他想起老周说过的话。老周说他闺女小时候胆小,夜里不敢一个人睡,要开着灯。
老周每次休假回家,都陪她睡,给她讲故事。后来她大了,不用陪了,老周还挺失落。
老周说他闺女学习好,年年考第一。老周说这话时,眼睛里有光。
老周说他闺女考上大学那天,他在连队接到电话,高兴得请全连喝酒。那天晚上他喝多了,
拉着沈默的手,翻来覆去只说一句话:我闺女有出息了。

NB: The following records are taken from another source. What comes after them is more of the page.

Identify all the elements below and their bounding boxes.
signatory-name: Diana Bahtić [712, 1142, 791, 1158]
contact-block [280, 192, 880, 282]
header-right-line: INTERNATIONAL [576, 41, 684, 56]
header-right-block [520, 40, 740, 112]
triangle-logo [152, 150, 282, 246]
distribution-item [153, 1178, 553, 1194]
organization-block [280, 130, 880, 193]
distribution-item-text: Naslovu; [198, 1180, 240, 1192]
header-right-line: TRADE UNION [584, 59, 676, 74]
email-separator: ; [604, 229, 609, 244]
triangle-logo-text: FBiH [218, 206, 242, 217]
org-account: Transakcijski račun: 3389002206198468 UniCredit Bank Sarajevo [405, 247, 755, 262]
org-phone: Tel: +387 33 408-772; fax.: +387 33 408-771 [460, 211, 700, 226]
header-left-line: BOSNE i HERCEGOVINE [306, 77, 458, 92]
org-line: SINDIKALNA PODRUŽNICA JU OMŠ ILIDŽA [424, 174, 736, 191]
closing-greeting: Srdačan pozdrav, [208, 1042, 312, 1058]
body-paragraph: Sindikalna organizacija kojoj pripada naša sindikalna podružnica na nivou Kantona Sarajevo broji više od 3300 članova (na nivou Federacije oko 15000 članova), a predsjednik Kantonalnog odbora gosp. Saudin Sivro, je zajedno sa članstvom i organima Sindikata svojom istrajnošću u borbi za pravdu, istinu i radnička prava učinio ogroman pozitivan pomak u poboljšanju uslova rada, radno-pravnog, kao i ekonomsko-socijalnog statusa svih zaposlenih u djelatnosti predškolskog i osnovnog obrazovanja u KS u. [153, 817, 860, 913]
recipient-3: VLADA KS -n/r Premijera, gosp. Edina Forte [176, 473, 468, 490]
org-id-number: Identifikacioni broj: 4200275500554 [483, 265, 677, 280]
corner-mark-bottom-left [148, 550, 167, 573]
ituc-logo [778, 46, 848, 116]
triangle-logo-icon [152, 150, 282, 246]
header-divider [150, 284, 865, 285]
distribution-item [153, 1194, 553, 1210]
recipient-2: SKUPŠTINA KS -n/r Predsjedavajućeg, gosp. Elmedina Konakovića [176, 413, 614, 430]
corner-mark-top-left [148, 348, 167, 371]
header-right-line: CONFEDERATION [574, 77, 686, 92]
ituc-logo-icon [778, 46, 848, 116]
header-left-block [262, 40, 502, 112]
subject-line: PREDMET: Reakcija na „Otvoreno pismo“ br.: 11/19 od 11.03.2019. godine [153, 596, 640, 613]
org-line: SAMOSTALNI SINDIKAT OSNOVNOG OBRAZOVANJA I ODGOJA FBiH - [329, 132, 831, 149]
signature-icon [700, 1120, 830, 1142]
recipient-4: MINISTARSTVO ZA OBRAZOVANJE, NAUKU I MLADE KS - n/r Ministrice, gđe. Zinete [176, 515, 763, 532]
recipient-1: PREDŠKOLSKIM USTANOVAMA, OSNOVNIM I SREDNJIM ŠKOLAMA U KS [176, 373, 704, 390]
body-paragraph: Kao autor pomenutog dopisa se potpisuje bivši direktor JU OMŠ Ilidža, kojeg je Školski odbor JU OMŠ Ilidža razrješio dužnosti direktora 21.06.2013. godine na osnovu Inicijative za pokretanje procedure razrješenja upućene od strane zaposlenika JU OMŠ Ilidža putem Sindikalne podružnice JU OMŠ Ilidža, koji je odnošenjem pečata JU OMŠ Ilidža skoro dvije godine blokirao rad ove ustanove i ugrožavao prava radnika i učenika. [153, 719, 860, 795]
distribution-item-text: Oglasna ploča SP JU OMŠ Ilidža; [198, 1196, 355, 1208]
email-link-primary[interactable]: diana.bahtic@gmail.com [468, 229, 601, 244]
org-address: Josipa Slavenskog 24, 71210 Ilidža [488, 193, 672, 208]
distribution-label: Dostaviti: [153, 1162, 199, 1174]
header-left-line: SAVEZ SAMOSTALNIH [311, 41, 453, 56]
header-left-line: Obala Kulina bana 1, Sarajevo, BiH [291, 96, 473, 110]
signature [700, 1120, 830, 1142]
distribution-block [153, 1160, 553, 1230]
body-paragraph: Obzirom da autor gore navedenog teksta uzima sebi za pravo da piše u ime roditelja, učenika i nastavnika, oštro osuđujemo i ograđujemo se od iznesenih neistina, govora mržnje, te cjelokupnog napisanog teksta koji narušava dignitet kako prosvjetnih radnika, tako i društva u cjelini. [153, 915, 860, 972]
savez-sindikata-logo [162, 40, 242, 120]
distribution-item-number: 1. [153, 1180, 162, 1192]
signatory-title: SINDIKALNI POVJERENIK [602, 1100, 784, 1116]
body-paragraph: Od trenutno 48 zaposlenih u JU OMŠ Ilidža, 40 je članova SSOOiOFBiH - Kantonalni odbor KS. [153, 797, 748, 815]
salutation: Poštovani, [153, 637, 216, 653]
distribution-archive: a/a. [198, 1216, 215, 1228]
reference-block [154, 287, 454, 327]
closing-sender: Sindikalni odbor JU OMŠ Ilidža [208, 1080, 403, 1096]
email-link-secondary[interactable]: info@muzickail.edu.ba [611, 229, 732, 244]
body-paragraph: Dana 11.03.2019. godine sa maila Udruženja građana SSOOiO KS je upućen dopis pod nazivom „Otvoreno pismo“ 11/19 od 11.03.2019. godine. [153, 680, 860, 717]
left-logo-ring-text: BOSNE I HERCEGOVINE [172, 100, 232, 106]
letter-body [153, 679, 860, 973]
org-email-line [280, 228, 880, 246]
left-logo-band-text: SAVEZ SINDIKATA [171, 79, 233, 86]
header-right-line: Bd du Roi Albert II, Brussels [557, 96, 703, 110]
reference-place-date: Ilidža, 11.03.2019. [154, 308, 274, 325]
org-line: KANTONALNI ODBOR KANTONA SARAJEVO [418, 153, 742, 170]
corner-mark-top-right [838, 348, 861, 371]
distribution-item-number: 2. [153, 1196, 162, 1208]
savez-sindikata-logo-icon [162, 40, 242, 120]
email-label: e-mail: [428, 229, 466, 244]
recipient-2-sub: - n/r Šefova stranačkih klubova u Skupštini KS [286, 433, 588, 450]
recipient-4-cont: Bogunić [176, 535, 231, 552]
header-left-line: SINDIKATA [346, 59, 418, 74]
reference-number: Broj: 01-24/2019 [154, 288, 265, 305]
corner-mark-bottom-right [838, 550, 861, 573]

沈默收回目光,闭上眼睛。
火车轰隆隆地往前开,像要把他们带到一个再也回不去的地方。
——老周老家在川东一个小县城,下了火车还要坐两个小时汽车。
他们到的时候是第二天下午,天灰蒙蒙的,飘着细雨。县城很小,只有一条主街。
街道两旁是老旧的楼房,一楼是各种店铺,卖衣服的,卖手机的,卖五金杂货的。
街上人不多,几个老头在屋檐下下棋,一只黄狗趴在店门口打盹。老周的大哥叫周建军,
在县城开了间杂货铺。他们找到那间铺子时,周建军正在门口收拾纸箱。他比老周大五岁,
头发花白,脊背微驼,穿着旧棉袄,袖口磨得发亮。他看见周念,眼眶红了红。看见沈默,
愣了几秒。“你是……”“沈默。老周的战友。”周建军点点头,把他们让进铺子里。
铺子不大,货架上摆着各种日用品,酱油醋盐,卫生纸洗衣粉,还有小孩玩的玩具。
铺子后面是个小院,三间平房,院子里种着几株快死的月季。周建军倒了茶,坐在凳子上,
沉默了很久。“那东西,”他终于开口,“我弟走之前交代过。说如果有人来拿,就给他。
”他起身,走进里屋。沈默和周念坐在那里等着。院子里很安静,
只有雨滴落在月季叶子上的声音。过了一会儿,周建军出来,手里抱着一个生锈的铁盒子。
沈默接过。铁盒不大,边长不到三十厘米,表面锈迹斑斑,像是放了很多年。
盒子上挂着一把小锁,锁也锈了。周建军递过来一把钥匙。沈默打开锁。掀开盒盖。
里面是一叠文件,有手写的,有打印的,有些已经泛黄。最上面是一份手绘的地图,
画的是边境某处的地形。地图上用红笔标注了几个点,旁边写着日期和代号。